В работе «Об искусстве фортепианной игры» Г. Нейгауз говорил о том, что «концертирующий пианист должен быть пропагандистом, как и всякий другой художник» [3, с. 173]. Приводя в качестве наглядного примера деятельность Святослава Рихтера, Нейгауз отмечал, что пианист широко пропагандирует советскую, русскую и западную классическую музыку, противопоставляя ему далее Владимира Горовица, который в своем выборе репертуара отталкивался от того, что любит публика. Так, один в итоге «идет на поводу у публики, а другой ведет ее за собой, учитывая в то же время ее возможности и ее характер». «Девиз молодого Горовица - успех, прежде всего! Девиз Рихтера — прежде всего искусство. Второй девиз включает идею служения народу, первый предполагает идею угождения публике» [3, с. 173]. На примере высказываний Нейгауза, мы можем отметить то, что воспитательная и просветительская функции пианиста являются наиважнейшими носителями советской фортепианной культуры.
С. Я. Вартанов в своей докторской диссертации [4, с. 24] представляет коммуникативную цепочку, выстраивающую модель отношений композитора, исполнителя и слушателя. Тетрада: исполнитель - произведение - инструмент - аудитория, описывается С. Я. Вартановым на примере множества великих композиторов-пианистов, которые внесли свой весомый вклад в формирование коммуникативной системы фортепианной культуры. Это прежде всего: Р. Шуман, Ф. Шопен, Ф. Лист, С. Рахманинов, К. Дебюсси. Примечательно, что, представляя коммуникативную систему, С. Я. Вартанов отталкивается именно от исполнительства, в то время как в интегральной системе композитор-пианист, он же ставит автора музыкальных произведений на первое место, аргументируя это тем, что, именно создатели литературы для фортепиано, «соединили в одном лице творцов великих произведений и законодателей в сфере интерпретации» [4, с. 27].
Г. Г. Нейгауз предлагает исполнителю в качестве основы взаимодействия диалектическую триаду: теза - музыка, антитеза - инструмент, синтез - выступление, утверждая, что музыка живет внутри нас, а слух музыканта - это инструмент, частица объективного внешнего мира, которую нужно подчинить внутреннему миру творческой воли. На этой диалектике внутреннего и внешнего, тезы, антитезы, синтеза и резонанса со слушателем, в итоге выстраивается система взаимодействия пианиста с публикой [3, с. 15]. В такой, более сложной конфигурации восприятия, рождается синтетическая фигура посредника и создателя: композитора и пианиста, которая и оказывается в центре парадигмы фортепианной культуры.
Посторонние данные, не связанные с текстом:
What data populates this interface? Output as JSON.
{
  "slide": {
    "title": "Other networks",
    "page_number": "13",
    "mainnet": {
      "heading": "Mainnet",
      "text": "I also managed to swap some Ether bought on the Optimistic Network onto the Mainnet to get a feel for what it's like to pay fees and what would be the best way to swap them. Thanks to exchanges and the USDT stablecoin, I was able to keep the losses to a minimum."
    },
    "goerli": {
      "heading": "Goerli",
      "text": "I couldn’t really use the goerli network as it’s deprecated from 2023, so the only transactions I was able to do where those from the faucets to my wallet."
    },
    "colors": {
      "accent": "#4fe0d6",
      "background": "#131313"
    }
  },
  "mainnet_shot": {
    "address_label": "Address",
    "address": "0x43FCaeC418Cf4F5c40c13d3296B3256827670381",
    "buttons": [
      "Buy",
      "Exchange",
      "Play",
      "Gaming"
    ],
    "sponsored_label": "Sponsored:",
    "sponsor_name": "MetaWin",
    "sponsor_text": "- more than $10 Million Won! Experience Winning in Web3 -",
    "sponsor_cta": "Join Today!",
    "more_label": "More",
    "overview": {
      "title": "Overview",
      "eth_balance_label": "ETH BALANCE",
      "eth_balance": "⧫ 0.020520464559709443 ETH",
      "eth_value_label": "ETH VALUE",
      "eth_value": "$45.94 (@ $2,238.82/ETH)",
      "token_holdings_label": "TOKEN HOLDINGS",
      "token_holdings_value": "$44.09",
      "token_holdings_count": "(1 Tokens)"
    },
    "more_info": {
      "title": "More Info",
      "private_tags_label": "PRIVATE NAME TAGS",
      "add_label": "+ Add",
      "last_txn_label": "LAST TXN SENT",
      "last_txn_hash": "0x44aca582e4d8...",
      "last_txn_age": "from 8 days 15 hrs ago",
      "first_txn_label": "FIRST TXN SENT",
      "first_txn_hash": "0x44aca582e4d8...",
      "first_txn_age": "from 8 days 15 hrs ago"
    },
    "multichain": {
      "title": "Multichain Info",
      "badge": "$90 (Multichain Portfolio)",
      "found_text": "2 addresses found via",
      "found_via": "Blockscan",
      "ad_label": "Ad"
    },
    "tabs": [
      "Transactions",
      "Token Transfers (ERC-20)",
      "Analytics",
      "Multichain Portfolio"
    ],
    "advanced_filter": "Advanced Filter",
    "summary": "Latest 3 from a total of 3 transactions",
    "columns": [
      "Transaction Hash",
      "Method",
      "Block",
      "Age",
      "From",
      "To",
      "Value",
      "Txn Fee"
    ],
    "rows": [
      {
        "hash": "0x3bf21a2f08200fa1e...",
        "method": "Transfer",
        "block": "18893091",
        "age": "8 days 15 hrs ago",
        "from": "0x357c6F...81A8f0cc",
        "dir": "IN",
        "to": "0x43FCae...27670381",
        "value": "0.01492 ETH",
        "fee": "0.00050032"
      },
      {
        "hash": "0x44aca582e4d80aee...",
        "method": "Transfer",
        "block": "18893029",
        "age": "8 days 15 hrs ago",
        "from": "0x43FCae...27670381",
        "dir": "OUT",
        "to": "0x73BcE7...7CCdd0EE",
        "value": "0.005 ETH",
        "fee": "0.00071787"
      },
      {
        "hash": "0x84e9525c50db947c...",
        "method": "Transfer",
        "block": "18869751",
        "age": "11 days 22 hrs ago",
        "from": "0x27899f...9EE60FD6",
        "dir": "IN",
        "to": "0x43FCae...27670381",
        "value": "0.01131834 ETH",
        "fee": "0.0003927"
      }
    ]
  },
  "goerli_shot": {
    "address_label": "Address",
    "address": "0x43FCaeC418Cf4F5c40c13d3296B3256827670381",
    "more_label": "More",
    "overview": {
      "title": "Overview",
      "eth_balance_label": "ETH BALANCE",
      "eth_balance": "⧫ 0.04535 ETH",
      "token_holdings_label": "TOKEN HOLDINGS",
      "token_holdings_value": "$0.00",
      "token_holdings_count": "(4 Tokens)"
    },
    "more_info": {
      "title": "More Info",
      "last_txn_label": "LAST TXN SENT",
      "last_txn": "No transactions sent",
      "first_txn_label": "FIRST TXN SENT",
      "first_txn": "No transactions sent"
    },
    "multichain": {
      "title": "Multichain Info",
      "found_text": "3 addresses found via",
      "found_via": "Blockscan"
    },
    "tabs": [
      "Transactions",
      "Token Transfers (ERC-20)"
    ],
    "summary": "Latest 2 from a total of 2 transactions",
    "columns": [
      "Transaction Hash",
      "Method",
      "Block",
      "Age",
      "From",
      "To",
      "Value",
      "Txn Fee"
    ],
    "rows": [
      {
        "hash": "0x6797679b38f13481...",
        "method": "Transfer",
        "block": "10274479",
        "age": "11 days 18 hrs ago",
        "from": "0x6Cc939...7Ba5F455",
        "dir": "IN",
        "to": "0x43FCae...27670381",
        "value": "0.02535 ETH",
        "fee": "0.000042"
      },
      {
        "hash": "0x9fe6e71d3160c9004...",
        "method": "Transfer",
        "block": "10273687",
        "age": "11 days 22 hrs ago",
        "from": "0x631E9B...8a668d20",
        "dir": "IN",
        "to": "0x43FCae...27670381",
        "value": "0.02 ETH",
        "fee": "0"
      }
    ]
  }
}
Разделение композиторской и исполнительской видов деятельности заняло в истории европейской музыкальной культуры около полутора столетий, о чем сказано в диссертации Н. И. Мельниковой. Рассматривая историю понятия «виртуоз» и ссылаясь на работу А. И. Климовицкого, автор отмечает, что, «если в конце XVII века в Италии так называли музыканта-профессионала, в отличие от любителя, то позднее виртуозом стали уже именовать музыканта-исполнителя, в отличие от композитора [5, с. 28]». Окончательное разделение профессий и разлом прежних представлений о целостности личности музыканта - универсала - автора и исполнителя одновременно отмечается уже к концу первой четверти XIX столетия [6, с. 21]. Виртуозные импровизации и фантазии, которые далее перерастали в создание транскрипций, как справедливо утверждает Мельникова, «представляли собой мощные отголоски былого профессионального универсализма музыканта: в них присутствовала композиторская "выдумка" исполнителя, помноженная на блестящее владение инструментом» [Там же].
При внешнем разделении композитора и исполнителя, следует отметить, что все же исполнительская и композиторская сфера музыкальной деятельности неразрывно связана с универсальностью творческой личности и интерпретации произведения. Б. Асафьев писал, что «Жизнь музыкального произведения - в его исполнении, то есть раскрытии его смысла через интонирование для слушателей, а далее - в его повторных воспроизведениях слушателями» [7, с. 36].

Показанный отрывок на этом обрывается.